I see plenty of long-term winners in the streaming media industry. However, the whole sector came crashing down in 2022 as marketers hit the brakes on their digital ad spending.

The sharp share price correction in this sector has been uncomfortable for investors, but there's an upside to the pain, too. Many of the media-streaming companies that saw their shares fall by 50% or more in 2022 will surely survive this crisis and thrive in the long run. So if you dare to buy when everyone else seems to be selling, you'll find a truckload of opportunities.

The  business models of streaming technology powerhouse Roku (ROKU 0.05%) and live-sports streamer fuboTV (FUBO -0.81%) are radically different, but they have a few things in common. Roku's stock is trading 92% below its two-year highs, and fuboTV is down by 97%. If you buy these shares today, a simple recovery to their 2021 levels would multiply your investment by 10x or more.

Demanding a tenfold return on your investment sounds a bit arrogant, so let's set our sights a bit lower. Will Roku and/or fuboTV deliver five-bagger gains anytime soon?

Short-selling interest

First things first. How likely are these companies to make it through the current downturn?

Apparently, many investors expect these stocks to drop even lower. The number of shares borrowed by short-sellers has increased for both fuboTV and Roku in 2022, even as share prices plunged. Nowadays, nearly 9% of Roku's shares are actively bet against the stock. The short-interest percentage for fuboTV stands even higher at 22%.

To put these data points into perspective, Walt Disney (DIS -1.52%) only has 1% short interest, and Netflix's (NFLX 0.87%) short interest clocks in at 2%. High short-selling interest often points to high volatility, with a lot of people betting their cold, hard cash that the next big move will be another leap downward. So if you're looking for a tranquil investment in the streaming space, you'd probably be better off with Disney or Netflix right now. (Yes, I know that Netflix and Disney have been through their own challenges in 2022, but I can still call them out as safe havens with a straight face.)

Financial health

However, I'm not sure where the resolute negativity around Roku and fuboTV is coming from.

Despite the advertising market's headwinds, Roku delivered year-over-year sales growth of 12% in the third quarter. The company also nearly doubled its budget for sales and marketing, which you don't see too often from a company in deep financial trouble. Its balance sheet holds $2 billion in cash equivalents and no long-term debt to speak of. This company is equipped to handle years of cash-burning market challenges and come out on the other side of that rough patch smelling like roses.

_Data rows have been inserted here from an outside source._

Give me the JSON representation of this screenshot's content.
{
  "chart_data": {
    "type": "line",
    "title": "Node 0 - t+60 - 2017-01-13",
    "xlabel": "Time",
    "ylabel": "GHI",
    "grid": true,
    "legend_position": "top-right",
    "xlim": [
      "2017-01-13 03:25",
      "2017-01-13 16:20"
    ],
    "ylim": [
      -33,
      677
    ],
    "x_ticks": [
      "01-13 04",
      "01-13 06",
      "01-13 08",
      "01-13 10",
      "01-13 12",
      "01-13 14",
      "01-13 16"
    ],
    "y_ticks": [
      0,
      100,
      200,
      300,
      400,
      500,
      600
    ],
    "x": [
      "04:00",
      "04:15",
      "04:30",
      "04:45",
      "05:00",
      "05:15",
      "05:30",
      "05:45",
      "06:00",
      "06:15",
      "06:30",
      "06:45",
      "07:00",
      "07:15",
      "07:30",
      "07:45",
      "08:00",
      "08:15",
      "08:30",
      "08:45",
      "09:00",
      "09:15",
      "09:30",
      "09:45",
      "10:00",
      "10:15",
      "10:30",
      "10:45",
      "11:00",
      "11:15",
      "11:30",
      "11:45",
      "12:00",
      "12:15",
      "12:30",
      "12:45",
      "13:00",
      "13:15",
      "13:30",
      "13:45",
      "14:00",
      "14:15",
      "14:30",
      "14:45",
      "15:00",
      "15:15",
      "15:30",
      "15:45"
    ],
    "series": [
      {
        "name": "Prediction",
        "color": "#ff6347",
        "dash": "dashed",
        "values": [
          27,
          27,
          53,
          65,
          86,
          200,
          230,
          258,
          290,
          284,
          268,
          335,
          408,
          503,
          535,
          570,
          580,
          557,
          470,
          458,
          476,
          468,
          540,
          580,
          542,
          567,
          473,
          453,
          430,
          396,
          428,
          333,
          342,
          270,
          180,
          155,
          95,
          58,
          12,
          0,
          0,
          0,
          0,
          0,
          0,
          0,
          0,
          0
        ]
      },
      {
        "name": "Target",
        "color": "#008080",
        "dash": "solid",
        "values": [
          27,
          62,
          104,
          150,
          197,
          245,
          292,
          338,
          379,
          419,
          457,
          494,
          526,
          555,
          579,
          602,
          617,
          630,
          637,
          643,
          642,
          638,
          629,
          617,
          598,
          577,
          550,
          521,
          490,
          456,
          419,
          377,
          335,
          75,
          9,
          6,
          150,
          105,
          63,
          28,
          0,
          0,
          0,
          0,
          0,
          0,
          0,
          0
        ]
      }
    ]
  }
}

By contrast, fuboTV is more exposed to the economy's vagaries. It's much smaller and younger, with a less robust balance sheet. Its cash reserves add up to just $201 million, balanced against $395 million in long-term debt. According to the cash-flow statements, fuboTV has consumed $361 billion of free cash flows over its last four reported quarters. The company issued new shares on the open market in the first quarter of 2022, raising $204 million to avoid a cash crunch. That's not a tremendously shareholder-friendly thing to do, as stock sales have diluted previous fuboTV shareholders by 35% over the last year. Still, the company appears prepared to raise more cash if that's what it takes to make it through the downturn.

What it all boils down to

These streaming industry neighbors have a lot in common, but they are very different investments.

In Roku, I see a downtrodden stock attached to a fundamentally healthy business that should return to generating positive cash flows in short order. If and when the company proves its mettle to analysts and investors, its share prices should rise convincingly. A five-fold return on today's investment would bring the stock back to prices last seen roughly one year ago.

From there, share prices should continue to climb in the long run. Roku is a proven leader in the field of user-friendly streaming platforms, and I expect big things from this stock in the long run. And that long journey must start with a small step, quite possibly including a five-bagger gain in 2023.

I think fuboTV could also see dramatic gains next year, even in a rocky market environment. However, its chart will be more volatile than Roku's, with plenty of temporary jumps and drops along the way. I wouldn't be surprised to see fuboTV's stock double or triple in a single day after a great earnings report, only to lose it all if the next report shows an ounce of weakness. Furthermore, fuboTV might attract buyout bids if the stock stays ultra-cheap for much longer.

With an enterprise value of just $469 million (versus $3.9 billion for Roku), fuboTV could give larger companies like Disney, Netflix, or even Roku an instant foothold in the streaming market for live sports. An acquisition would offer investors a short-term upside but also put a cap on the stock's long-term gains. So fuboTV may very well gain 400% next year, but it could also drop back in a hurry or continue to move downward instead.

Roku is the better bet for a sustained 5x return

That's why I own some Roku shares and continue to add to my position as my own cash flow allows, but I haven't even nibbled on fuboTV's riskier stock yet.